Vous allez rire. Beaucoup même, parce que c’est souvent très drôle. Cela s’appelle l’Horloge biologique, c’est le nouveau film de Ricardo Trogi qui sort la semaine prochaine, et malgré ce qu’en disent ses auteurs (Jean-Philippe Pearson, Patrice Robitaille et Trogi), il s’agit bel et bien de la suite de leur film précédent, que vous avez presque tous vu et qui s’intitule Québec-Montréal.
Une suite puisque ce film part des deux mêmes prémisses que l’autre. D’abord ce vieil adage qui veut que la tragédie des uns soit la comédie des autres, et ensuite cette même troublante constatation: la faillite du couple à l’ère de l’hyper-individualisation et de la marchandisation sentimentale qui veut que, l’objet du désir ne convenant plus, on le jette pour mieux le remplacer. Cela à la différence près que le couple se transforme ici en famille, élargissant le fossé qui sépare les préoccupations des mâles de celles des femelles.
Mais la trame de fond qui unit véritablement ces deux comédies, c’est la vérité. Pas comme dans l’"heure de vérité" ni comme dans "il pose les vraies questions". La vérité comme dans la banalité des petits moments de lâcheté, des trahisons, des mensonges que l’on se fait à soi-même, du cul qui étourdit ou qui intoxique, de l’impossibilité de communiquer. La vérité du désœuvrement d’une génération torturée entre l’appel de la famille et l’envie de poursuivre l’illusoire party que la société de loisirs dans laquelle nous vivons a élevé au rang d’idéal.
Cette vérité, elle se retrouve aussi dans la langue des films de Trogi. On y parle vrai, on y parle trash. C’est une langue vulgaire, dites-vous? Certainement. Vulgaire au sens premier du terme: banale, courante, "mise en usage par le commun des hommes (sans aucune valeur péjorative)", dixit Le Robert. Cette vulgarité, ce n’est pas de la frime, ce n’est pas pour choquer, mais pour faire vrai. C’est même un gage de sincérité. En comparaison, les intellectuels des Invasions barbares et du Déclin parlent peut-être un peu joual, mais il s’agit tout de même d’une autre langue, celle d’universitaires, alors que les personnages des films de Ricardo Trogi – des enfants de ces baby-boomers attachés à une certaine idée de la culture -, eux, ne frémissent certainement pas à l’idée de se faire parler des bouleversements de l’an 1000 alors qu’on leur administre la salvatrice branlette en fin de programme d’un massage avec extra.
Toute cette vérité a le don de faire rire, disais-je.

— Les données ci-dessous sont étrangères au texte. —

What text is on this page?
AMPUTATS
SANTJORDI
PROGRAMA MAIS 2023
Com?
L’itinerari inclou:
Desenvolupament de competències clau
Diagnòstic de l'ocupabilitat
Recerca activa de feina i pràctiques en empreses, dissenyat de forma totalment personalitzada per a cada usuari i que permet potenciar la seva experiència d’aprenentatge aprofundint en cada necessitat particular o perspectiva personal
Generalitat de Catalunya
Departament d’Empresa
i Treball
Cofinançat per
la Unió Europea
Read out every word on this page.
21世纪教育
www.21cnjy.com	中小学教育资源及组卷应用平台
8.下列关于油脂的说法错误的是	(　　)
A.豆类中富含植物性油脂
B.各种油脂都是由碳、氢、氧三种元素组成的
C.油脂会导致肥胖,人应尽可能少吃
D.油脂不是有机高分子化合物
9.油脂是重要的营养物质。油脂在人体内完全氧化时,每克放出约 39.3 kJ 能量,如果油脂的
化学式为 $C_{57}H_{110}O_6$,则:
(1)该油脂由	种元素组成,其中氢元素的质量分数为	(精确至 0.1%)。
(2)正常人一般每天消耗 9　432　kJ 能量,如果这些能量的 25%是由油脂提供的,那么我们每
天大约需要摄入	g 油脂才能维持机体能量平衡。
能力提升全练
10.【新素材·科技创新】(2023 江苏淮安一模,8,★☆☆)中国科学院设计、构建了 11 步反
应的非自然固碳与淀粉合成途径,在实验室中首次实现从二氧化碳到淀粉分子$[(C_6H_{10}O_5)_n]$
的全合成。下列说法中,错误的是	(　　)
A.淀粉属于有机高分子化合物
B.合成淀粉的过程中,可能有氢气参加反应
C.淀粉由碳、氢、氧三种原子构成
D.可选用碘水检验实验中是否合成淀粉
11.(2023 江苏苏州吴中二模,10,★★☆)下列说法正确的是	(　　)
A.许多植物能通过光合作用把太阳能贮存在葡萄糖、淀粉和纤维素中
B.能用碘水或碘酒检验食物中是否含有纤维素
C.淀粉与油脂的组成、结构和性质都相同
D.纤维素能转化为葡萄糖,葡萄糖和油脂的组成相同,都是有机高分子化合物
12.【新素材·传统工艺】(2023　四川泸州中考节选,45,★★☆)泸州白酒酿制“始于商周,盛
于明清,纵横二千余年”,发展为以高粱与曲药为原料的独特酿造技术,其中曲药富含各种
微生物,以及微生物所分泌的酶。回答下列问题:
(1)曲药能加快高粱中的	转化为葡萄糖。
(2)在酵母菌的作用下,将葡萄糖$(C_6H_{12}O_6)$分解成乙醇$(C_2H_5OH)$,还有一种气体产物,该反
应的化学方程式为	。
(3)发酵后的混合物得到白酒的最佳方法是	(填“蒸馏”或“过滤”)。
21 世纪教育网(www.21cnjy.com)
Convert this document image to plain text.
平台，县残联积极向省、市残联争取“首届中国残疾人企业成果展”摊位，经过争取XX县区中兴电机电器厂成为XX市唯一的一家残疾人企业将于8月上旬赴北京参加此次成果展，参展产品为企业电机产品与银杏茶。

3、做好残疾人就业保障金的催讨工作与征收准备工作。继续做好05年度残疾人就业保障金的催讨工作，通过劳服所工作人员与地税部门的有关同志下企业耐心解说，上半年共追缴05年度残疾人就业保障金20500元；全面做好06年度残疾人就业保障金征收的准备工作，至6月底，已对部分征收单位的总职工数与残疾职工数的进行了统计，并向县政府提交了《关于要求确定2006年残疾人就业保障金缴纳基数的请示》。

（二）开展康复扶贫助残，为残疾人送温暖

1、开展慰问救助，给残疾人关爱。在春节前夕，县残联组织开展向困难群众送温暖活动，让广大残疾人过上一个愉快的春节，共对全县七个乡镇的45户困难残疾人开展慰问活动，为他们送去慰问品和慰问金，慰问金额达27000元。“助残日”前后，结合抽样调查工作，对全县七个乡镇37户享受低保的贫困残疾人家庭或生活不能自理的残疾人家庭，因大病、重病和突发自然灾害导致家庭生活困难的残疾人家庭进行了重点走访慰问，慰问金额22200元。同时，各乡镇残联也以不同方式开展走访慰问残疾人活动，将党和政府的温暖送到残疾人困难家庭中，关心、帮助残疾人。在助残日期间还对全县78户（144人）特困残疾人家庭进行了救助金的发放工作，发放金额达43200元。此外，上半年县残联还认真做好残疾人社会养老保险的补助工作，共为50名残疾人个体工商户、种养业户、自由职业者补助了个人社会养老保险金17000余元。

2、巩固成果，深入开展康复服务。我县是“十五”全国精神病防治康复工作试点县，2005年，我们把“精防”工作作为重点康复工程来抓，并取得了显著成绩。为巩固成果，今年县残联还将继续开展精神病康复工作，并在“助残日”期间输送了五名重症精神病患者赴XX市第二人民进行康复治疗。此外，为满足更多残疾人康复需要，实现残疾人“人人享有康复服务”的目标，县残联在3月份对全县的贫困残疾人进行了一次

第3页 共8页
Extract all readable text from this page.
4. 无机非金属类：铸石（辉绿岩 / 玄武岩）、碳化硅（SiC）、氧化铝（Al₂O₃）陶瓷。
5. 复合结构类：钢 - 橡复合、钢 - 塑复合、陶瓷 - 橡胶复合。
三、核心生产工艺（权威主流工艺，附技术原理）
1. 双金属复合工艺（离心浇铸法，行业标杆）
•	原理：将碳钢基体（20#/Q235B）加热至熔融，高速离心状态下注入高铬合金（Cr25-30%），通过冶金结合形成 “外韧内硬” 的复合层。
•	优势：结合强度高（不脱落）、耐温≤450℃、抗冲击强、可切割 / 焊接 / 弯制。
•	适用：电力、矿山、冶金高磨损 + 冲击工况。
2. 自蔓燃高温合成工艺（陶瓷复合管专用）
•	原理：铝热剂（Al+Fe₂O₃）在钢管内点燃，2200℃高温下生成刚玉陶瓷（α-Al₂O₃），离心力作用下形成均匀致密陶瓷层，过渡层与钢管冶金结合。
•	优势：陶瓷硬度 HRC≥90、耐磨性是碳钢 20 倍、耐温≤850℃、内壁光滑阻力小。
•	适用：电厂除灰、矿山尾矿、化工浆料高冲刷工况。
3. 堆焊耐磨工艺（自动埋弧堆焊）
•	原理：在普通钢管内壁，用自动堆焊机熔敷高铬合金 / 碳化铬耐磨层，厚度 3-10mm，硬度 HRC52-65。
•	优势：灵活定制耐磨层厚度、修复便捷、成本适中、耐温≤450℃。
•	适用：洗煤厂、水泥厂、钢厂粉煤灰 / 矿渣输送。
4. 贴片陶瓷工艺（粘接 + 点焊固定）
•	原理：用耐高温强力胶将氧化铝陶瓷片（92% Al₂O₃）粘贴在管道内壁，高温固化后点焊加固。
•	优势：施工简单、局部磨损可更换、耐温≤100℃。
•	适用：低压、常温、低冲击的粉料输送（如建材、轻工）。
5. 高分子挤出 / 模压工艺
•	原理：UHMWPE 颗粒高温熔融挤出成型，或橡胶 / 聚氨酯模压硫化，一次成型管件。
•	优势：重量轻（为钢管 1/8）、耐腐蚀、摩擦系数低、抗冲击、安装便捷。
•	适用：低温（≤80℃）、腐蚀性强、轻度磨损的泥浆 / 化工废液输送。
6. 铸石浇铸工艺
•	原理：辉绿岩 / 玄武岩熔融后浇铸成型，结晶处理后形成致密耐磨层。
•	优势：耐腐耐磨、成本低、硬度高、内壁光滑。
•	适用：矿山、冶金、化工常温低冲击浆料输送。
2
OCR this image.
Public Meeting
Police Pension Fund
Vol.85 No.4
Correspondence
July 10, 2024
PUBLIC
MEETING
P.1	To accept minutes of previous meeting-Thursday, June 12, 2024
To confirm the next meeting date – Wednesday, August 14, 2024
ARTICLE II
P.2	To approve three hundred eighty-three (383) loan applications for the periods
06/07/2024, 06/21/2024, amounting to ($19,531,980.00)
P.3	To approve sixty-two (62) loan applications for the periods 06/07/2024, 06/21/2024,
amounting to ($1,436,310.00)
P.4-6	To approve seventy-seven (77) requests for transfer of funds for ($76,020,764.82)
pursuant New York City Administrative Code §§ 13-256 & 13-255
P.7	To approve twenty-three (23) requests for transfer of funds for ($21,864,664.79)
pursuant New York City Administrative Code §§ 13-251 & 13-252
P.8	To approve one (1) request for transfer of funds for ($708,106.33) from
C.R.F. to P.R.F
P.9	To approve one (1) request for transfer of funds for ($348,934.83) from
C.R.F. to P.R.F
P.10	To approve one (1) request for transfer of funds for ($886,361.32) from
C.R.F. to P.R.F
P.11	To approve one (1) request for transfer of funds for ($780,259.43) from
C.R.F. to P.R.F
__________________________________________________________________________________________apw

On rit gras, bien débile, et souvent jaune. Parce que les répliques de ce film amusent autant par leur authenticité qu’elles nous affligent en nous renvoyant une image tout à fait juste, mais ô combien accablante de notre époque.
Une ère où faire des enfants serait l’acte le plus absurde que l’on puisse commettre? C’est l’idée qui me taraudait en sortant du cinéma l’autre soir. C’est aussi la question que semble poser ce film. Faut-il se retirer du monde pour survivre en couple, en famille, sans plier devant la tyrannie d’un monde de jouissance intempestive où l’image qu’on nous envoie du bonheur est celle d’une liberté absolue, tandis que l’image du père de famille ressemble, le plus souvent, à celle d’un imbécile heureux, prisonnier d’une mini-van, qui feint la béatitude en attendant le divorce pour enfin revivre?
Je n’ai pas de réponse. Le film de Trogi non plus, et c’est sa plus grande qualité. Celle de ne pas être un film moralisateur, mais qui dépose un bilan. Il n’analyse pas la détresse de ces jeunes hommes écartelés entre des idéaux irréconciliables, mais il la montre. Il la dit.
C’est déjà beaucoup.
ooo
Un souvenir récent.
Il fait chaud. Très chaud. Sur la terrasse bondée du bar, les corps s’effleurent, se heurtent. Chaque petit espace entre eux est comblé par le désir. Par l’envie. "Tu sais, la vie, ça peut aussi être un océan de possibilités", me soupire tristement un ami, marié, dont les pupilles vacillent au rythme des seins pratiquement dénudés qui suivent les contre-temps d’un rap générique.
C’est à lui que je pensais en quittant la salle de projection. À son "océan de possibilités" qui aurait très bien pu faire partie des dialogues de cette Horloge biologique que vous allez sans doute adorer, comme moi, mais dont vous ressortirez un peu déprimés quand même.
Surtout, ne vous inquiétez pas de cette saveur un peu âcre qui vous sera restée en bouche. C’est pas la faute au beurre synthétique qu’ils mettent dans le popcorn, c’est la vérité qui goûte un peu le crisse.